SALT LAKE COUNTY (ABC4 News) – Getting a fair and accurate count. It’s the purpose of the census. It’s required by the U.S. Constitution that the federal government administers one every 10 years. It’s to tally people of all ages, races, ethnicities and all citizens and non-citizens.

However, some local leaders believe the uncertainty over whether or not the citizenship question will be on the 2020 census will greatly impact the state of Utah.

It comes after the recent back-and-forth with the Trump administration.

“We were really celebrating yesterday when we learned that the Commerce Department decided not to add the citizenship question,” said Ze Min Xiao, Director of Salt Lake County Office of New Americans.

But, Wednesday morning President Donald Trump tweeted out reports that the question would be dropped were “fake” news.
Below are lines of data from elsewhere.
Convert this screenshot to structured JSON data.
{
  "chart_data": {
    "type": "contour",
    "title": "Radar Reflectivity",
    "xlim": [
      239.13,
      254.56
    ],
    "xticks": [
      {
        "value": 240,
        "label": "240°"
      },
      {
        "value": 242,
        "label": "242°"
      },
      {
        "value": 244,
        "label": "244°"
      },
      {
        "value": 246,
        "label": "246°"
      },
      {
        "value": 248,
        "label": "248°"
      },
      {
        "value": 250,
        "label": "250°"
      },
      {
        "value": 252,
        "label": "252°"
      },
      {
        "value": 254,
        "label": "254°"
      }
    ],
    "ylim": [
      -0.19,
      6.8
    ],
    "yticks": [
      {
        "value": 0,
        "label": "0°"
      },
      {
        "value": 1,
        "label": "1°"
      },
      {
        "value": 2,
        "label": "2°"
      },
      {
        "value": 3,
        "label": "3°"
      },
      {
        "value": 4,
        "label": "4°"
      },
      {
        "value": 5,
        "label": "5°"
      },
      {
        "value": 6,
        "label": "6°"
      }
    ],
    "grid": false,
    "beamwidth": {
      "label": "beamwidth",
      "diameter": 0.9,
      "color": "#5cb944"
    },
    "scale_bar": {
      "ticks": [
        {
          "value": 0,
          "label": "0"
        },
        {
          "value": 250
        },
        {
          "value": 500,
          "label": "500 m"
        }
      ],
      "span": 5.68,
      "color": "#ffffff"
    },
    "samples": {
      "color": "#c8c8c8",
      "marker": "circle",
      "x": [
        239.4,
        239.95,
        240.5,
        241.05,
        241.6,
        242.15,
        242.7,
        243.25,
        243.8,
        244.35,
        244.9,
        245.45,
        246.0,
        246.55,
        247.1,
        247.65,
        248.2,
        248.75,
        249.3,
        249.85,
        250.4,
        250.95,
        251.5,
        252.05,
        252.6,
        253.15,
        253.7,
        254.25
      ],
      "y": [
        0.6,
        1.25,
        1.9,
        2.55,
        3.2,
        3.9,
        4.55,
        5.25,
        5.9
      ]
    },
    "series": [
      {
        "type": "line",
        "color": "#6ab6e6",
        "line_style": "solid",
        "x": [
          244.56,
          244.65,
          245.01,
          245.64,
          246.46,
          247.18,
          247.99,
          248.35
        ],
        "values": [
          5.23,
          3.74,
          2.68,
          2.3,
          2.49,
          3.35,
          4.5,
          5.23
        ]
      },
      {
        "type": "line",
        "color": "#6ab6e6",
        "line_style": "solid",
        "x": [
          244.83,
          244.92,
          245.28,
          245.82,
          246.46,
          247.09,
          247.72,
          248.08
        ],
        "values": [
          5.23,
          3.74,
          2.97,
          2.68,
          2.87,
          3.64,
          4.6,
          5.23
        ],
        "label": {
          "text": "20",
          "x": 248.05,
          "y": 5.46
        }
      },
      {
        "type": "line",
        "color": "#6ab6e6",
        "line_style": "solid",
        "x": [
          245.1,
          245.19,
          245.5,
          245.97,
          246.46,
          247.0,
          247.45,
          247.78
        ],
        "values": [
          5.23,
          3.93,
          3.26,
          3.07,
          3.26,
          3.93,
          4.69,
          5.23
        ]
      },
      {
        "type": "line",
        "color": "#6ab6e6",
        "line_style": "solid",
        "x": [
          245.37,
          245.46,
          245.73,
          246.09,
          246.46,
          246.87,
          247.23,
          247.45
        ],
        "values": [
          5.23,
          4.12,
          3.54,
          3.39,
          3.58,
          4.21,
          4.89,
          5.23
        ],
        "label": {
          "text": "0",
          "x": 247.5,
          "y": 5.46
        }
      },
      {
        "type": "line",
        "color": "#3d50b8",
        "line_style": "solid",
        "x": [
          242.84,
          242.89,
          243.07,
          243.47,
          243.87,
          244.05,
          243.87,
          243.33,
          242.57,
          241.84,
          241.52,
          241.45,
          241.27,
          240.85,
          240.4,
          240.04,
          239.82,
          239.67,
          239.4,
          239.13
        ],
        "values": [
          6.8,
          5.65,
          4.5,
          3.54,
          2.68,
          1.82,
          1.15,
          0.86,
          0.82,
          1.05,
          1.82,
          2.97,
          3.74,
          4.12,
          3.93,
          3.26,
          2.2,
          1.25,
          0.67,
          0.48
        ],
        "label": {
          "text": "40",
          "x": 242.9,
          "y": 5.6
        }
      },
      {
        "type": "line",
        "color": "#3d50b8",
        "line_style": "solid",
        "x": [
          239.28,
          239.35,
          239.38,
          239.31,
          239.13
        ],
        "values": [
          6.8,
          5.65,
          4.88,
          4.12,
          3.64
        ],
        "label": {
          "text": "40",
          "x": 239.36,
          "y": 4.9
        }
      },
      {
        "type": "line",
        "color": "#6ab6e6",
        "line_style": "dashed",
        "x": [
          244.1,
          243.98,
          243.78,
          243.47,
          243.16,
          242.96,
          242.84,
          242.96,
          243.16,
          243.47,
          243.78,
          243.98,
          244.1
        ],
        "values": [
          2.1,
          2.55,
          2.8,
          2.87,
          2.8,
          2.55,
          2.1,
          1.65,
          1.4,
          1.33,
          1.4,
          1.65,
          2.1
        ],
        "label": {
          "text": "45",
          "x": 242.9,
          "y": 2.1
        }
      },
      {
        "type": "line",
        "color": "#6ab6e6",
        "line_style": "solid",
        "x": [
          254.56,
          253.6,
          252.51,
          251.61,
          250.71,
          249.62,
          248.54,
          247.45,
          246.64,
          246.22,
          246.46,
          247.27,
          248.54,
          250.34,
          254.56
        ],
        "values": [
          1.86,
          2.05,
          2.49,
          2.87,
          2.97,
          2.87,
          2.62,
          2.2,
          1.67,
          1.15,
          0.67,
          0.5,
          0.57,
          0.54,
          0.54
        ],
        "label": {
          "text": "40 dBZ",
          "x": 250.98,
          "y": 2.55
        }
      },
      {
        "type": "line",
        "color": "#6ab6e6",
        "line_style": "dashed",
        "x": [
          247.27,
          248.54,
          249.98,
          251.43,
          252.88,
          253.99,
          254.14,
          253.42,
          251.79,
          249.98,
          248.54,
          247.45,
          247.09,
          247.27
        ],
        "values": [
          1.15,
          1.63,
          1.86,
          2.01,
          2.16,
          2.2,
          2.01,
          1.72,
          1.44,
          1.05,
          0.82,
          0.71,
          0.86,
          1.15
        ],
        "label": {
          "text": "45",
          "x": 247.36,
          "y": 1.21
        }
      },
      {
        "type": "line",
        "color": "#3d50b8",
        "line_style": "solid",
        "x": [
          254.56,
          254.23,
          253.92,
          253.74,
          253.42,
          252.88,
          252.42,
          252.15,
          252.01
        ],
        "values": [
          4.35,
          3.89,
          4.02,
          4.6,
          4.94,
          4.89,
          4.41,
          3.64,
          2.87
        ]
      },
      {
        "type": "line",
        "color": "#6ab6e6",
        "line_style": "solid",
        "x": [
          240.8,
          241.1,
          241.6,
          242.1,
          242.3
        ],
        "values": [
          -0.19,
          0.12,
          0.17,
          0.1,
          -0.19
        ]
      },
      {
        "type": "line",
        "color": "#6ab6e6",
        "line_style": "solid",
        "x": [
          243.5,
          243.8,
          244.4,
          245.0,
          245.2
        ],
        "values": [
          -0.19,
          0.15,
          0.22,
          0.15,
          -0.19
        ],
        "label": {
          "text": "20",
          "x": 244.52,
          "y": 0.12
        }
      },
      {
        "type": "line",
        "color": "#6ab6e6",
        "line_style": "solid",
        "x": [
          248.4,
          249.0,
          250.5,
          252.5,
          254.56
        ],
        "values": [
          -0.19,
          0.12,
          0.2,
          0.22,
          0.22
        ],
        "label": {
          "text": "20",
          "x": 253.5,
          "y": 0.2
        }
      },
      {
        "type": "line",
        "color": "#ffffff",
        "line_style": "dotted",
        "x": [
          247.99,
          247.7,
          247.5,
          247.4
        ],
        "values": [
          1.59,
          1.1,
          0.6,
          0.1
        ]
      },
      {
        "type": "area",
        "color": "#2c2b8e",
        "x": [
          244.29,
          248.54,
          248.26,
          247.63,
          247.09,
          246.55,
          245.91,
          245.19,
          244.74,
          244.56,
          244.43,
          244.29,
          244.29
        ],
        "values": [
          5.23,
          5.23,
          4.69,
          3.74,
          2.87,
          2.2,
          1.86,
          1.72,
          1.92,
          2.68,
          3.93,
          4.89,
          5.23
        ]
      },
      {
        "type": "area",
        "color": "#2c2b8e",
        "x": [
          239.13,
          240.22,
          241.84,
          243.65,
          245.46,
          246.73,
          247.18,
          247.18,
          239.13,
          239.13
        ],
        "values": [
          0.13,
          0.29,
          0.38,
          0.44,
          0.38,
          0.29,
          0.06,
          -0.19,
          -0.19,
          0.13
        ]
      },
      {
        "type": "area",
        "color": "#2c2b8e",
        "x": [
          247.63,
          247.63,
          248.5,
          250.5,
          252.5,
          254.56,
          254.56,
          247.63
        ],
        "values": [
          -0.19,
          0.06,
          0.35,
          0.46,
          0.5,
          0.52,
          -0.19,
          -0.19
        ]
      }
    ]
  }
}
It wasn’t welcoming news for Xiao.

“As we talk to various sectors of the new American population, they have shared with us that they are not comfortable if the citizenship question is on the Census,” said Xiao.

Some of those sectors include immigrants, refugees, children and seniors.

According to information provided to ABC4 by Salt Lake County, not including these groups could result in a loss of $18.7 million annually for the state. That’s for every 1,000 residents not counted.

“We strongly believe that everyone should be counted in our state so that Utah can get the proper investment from the federal government and also the political representation,” said Luis Garza, Executive Director for Comunidades Unidas.

For those seeking citizenship like Sofia whose family is from Chile, the new high school graduate shares what being an American citizen means to her.

“Considering yourself an American should be more important that a piece of paper or plastic that says that you are,” said Sofia.

Locals are encouraged to join their local Census Complete County Committees. There will be outreach booths at various county events throughout the year if you’re interested.